Zehirlenme esnasında yapılması gerekenlere ve tedavi süreçlerine değinen Gökdemir, “Vücuda giren gazı, tetkik etmek için kan gazı tahlillerine bakılıyor. Karboksihemoglobin diye bir oran vardır. 0,5 ve 0,7’ye kadar normal kabul edilebilir bir orandır. Kronik sigara içiciliği, fırıncılar gibi sürekli kronik ortamlarda bulunan kişilerde bu oran yüzde1-2’ye kadar da çıkabiliyor. Ancak zehirlenme durumunda bu oran yüksek oluyor. 10 kat ve üzerinde yükselmeye başladığı anda kan gazında test edilip tedavi süreçleri başlatılıyor. Tedavisinin başlıca önceliklerinden gaz zehirlemesi geçiren kişinin ortamdan uzaklaştırılması çok önemlidir. Çünkü kişi kendi farkında değildir. Gazın ne bir kokusu ne tahriş edici bir özelliği ne de bir tadı olmadığından fark edilemiyor. Gaza maruz kalanların bazıları kaldığı yerde uyuyup kalabiliyor. Dolayısıyla bu tür vakalarda şüphelenmek lazım. O anda kapıları, pencereleri açıp ortamı havalandırmak ve hastayı hızlı bir şekilde acil servise götürmek gerekiyor. Bundan sonra yapılacak olan aşama kan testine ve klinik muayenesine bakmak lazım. Hastada herhangi bir klinik değişiklik yoksa ve karboksihemoglobin oranında çok ılımlı bir yükseklik varsa acil servislerde tedavi edip daha sonra belli bir süre sonra taburcu edilebilir. Biraz daha kritik hastalarda ise hiperbarik oksijen tedavisi yöntemine başvurmak lazım.” ifadelerini aktardı.

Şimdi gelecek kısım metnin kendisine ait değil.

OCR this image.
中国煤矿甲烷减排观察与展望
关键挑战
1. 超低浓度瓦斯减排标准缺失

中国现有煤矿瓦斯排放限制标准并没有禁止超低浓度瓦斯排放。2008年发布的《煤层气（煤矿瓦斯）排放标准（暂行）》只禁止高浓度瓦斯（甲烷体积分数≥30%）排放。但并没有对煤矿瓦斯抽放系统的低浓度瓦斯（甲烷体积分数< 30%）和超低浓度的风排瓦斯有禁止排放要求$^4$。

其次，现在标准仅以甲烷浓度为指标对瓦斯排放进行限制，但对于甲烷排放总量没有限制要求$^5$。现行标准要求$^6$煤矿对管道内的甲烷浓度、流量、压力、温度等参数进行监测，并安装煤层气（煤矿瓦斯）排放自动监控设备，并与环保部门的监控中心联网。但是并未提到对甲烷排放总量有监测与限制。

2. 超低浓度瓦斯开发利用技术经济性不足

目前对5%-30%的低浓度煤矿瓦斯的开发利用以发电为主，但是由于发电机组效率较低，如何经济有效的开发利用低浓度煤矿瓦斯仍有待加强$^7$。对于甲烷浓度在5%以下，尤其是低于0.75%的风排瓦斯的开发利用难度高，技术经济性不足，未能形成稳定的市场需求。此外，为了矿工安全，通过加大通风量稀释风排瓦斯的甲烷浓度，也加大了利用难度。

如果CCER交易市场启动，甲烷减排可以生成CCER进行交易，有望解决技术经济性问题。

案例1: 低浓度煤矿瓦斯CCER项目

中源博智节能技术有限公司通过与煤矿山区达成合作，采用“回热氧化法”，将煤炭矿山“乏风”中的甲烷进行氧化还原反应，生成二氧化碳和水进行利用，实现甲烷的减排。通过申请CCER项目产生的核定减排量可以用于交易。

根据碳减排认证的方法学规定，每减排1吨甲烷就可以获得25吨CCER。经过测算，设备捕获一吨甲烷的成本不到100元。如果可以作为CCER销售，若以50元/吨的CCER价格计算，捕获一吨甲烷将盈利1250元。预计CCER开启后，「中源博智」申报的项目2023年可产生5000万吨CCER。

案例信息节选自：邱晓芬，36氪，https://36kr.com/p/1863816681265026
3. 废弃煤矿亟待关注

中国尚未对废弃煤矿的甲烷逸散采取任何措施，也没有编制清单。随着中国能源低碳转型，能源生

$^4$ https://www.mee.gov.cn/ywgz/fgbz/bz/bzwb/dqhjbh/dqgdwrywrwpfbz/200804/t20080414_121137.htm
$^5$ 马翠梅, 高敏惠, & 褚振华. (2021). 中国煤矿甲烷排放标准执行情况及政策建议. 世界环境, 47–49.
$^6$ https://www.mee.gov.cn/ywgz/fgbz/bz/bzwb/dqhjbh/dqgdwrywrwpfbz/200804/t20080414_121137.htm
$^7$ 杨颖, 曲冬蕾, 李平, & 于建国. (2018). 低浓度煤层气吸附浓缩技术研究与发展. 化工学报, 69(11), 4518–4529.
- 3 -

“Olası zehirlenmelerde öncelikle beyin etkileniyor”
Zehirlenme esnasında en çok beyin organın etkilendiğini belirten Gökdemir, “Zehirlenme esnasında aslında tüm organlar zarar görüyor ama hayati olan fonksiyonlarınızı yere getiren, mentalitemizi yere getiren beynimiz öncelikle etkileniyor. Daha sonra kalp, karaciğer ve kaslarımız başlıca bu organlar en fazla etkileniyor. Bundan dolayı sıklıkla baş ağrısı, şuur değişikliği, uykuya meyilli davranışlar gibi durumları görebiliyoruz. Bunun dışında kalpte zararlanma sonucu çarpıntı meydana gelebiliyor. Hatta kalp krizleri de meydana gelebiliyor. Ayrıca kaslarda yorgunluk ve halsizlik olması da yine kaslarım yumuşak dokuların etkilendiğini gösteren emarelerdir.” şeklinde ifade etti.

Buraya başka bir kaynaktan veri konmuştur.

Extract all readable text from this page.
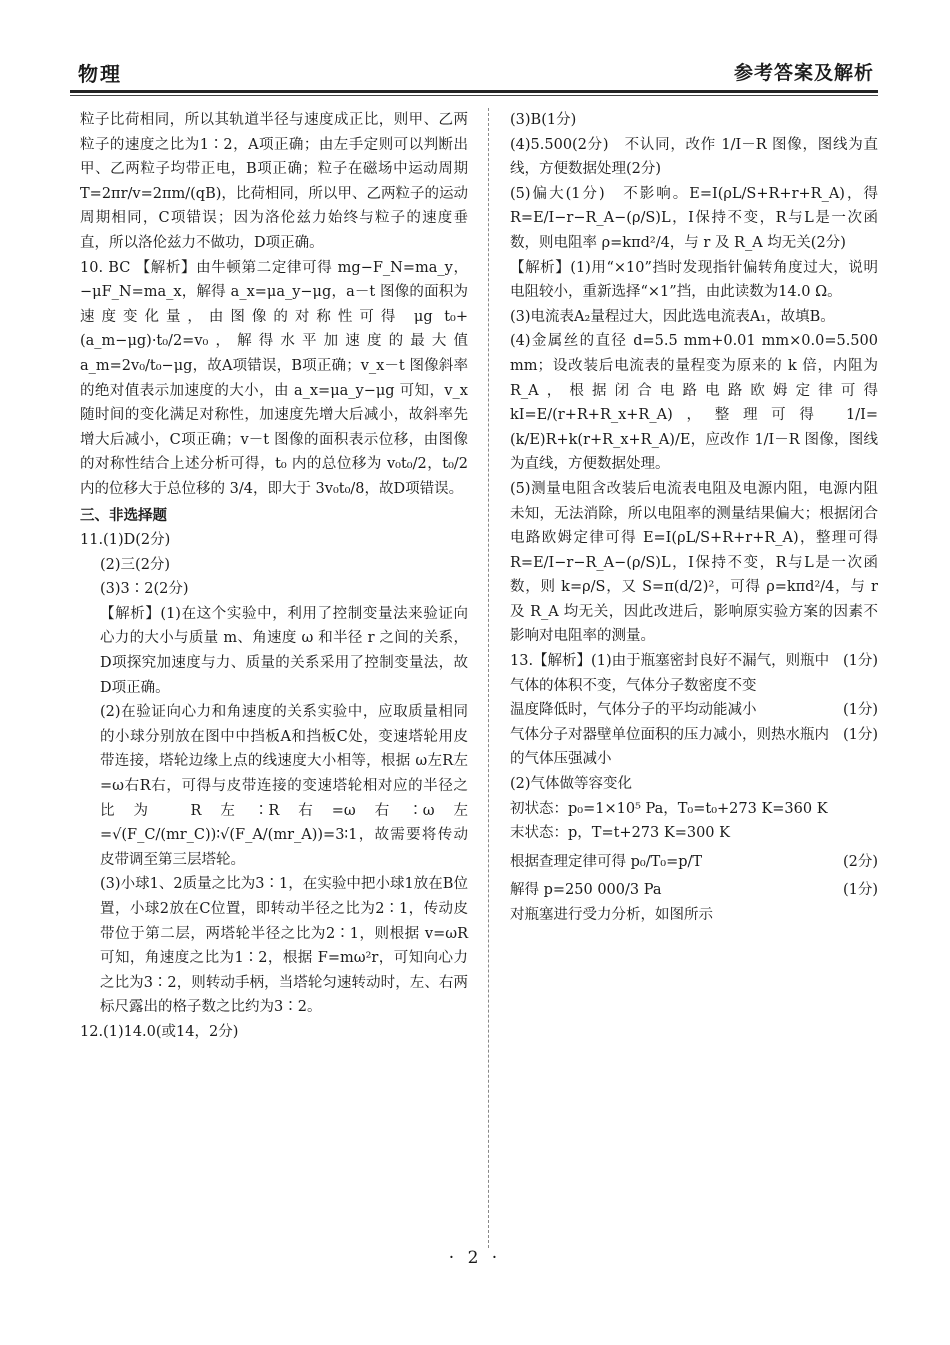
物理	参考答案及解析

粒子比荷相同，所以其轨道半径与速度成正比，则甲、乙两粒子的速度之比为1∶2，A项正确；由左手定则可以判断出甲、乙两粒子均带正电，B项正确；粒子在磁场中运动周期 T=2πr/v=2πm/(qB)，比荷相同，所以甲、乙两粒子的运动周期相同，C项错误；因为洛伦兹力始终与粒子的速度垂直，所以洛伦兹力不做功，D项正确。

10. BC 【解析】由牛顿第二定律可得 mg−F_N=ma_y，−μF_N=ma_x，解得 a_x=μa_y−μg，a－t 图像的面积为速度变化量，由图像的对称性可得 μg t₀+(a_m−μg)·t₀/2=v₀，解得水平加速度的最大值 a_m=2v₀/t₀−μg，故A项错误，B项正确；v_x－t 图像斜率的绝对值表示加速度的大小，由 a_x=μa_y−μg 可知，v_x 随时间的变化满足对称性，加速度先增大后减小，故斜率先增大后减小，C项正确；v－t 图像的面积表示位移，由图像的对称性结合上述分析可得，t₀ 内的总位移为 v₀t₀/2，t₀/2 内的位移大于总位移的 3/4，即大于 3v₀t₀/8，故D项错误。

三、非选择题

11.(1)D(2分)

(2)三(2分)

(3)3∶2(2分)

【解析】(1)在这个实验中，利用了控制变量法来验证向心力的大小与质量 m、角速度 ω 和半径 r 之间的关系，D项探究加速度与力、质量的关系采用了控制变量法，故D项正确。

(2)在验证向心力和角速度的关系实验中，应取质量相同的小球分别放在图中中挡板A和挡板C处，变速塔轮用皮带连接，塔轮边缘上点的线速度大小相等，根据 ω左R左=ω右R右，可得与皮带连接的变速塔轮相对应的半径之比为 R左∶R右=ω右∶ω左=√(F_C/(mr_C))∶√(F_A/(mr_A))=3∶1，故需要将传动皮带调至第三层塔轮。

(3)小球1、2质量之比为3∶1，在实验中把小球1放在B位置，小球2放在C位置，即转动半径之比为2∶1，传动皮带位于第二层，两塔轮半径之比为2∶1，则根据 v=ωR 可知，角速度之比为1∶2，根据 F=mω²r，可知向心力之比为3∶2，则转动手柄，当塔轮匀速转动时，左、右两标尺露出的格子数之比约为3∶2。

12.(1)14.0(或14，2分)

(3)B(1分)

(4)5.500(2分)　不认同，改作 1/I－R 图像，图线为直线，方便数据处理(2分)

(5)偏大(1分)　不影响。E=I(ρL/S+R+r+R_A)，得 R=E/I−r−R_A−(ρ/S)L，I保持不变，R与L是一次函数，则电阻率 ρ=kπd²/4，与 r 及 R_A 均无关(2分)

【解析】(1)用“×10”挡时发现指针偏转角度过大，说明电阻较小，重新选择“×1”挡，由此读数为14.0 Ω。

(3)电流表A₂量程过大，因此选电流表A₁，故填B。

(4)金属丝的直径 d=5.5 mm+0.01 mm×0.0=5.500 mm；设改装后电流表的量程变为原来的 k 倍，内阻为 R_A，根据闭合电路电路欧姆定律可得 kI=E/(r+R+R_x+R_A)，整理可得 1/I=(k/E)R+k(r+R_x+R_A)/E，应改作 1/I－R 图像，图线为直线，方便数据处理。

(5)测量电阻含改装后电流表电阻及电源内阻，电源内阻未知，无法消除，所以电阻率的测量结果偏大；根据闭合电路欧姆定律可得 E=I(ρL/S+R+r+R_A)，整理可得 R=E/I−r−R_A−(ρ/S)L，I保持不变，R与L是一次函数，则 k=ρ/S，又 S=π(d/2)²，可得 ρ=kπd²/4，与 r 及 R_A 均无关，因此改进后，影响原实验方案的因素不影响对电阻率的测量。

13.【解析】(1)由于瓶塞密封良好不漏气，则瓶中气体的体积不变，气体分子数密度不变
(1分)
温度降低时，气体分子的平均动能减小	(1分)
气体分子对器壁单位面积的压力减小，则热水瓶内的气体压强减小
(1分)

(2)气体做等容变化

初状态：p₀=1×10⁵ Pa，T₀=t₀+273 K=360 K

末状态：p，T=t+273 K=300 K

根据查理定律可得 p₀/T₀=p/T	(2分)
解得 p=250 000/3 Pa	(1分)

对瓶塞进行受力分析，如图所示

· 2 ·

Gökdemir, ifadelerini şöyle sürdürdü:
“Sağlık Bakanlığın sayfasında karbonmonoksit zehirlenmesinden nasıl korunabilir şeklinde çok detaylı ve güzel bilgiler var. Bu bilgilerin başında öncelikle kömür gibi karbonmonoksit kaynaklı maddelerin yanmayı tam gerçekleştirmek lazım. Yakılacak kömürü yarım bırakmamak lazım. Aslında karbonmonoksit, kömür gibi yakacakların tam yanmadığından zehirlenme meydana geliyor. Aksi takdirde tam yanan kömür, karbondioksit olup uçuyor. Bununla beraber havalandırmaya çok dikkat etmek lazım. Ayrıca rüzgârlı havalarda gece yatmadan önce sobanın tam söndüğünden emin olup o şekilde uyumak daha sağlıklı olacaktır.”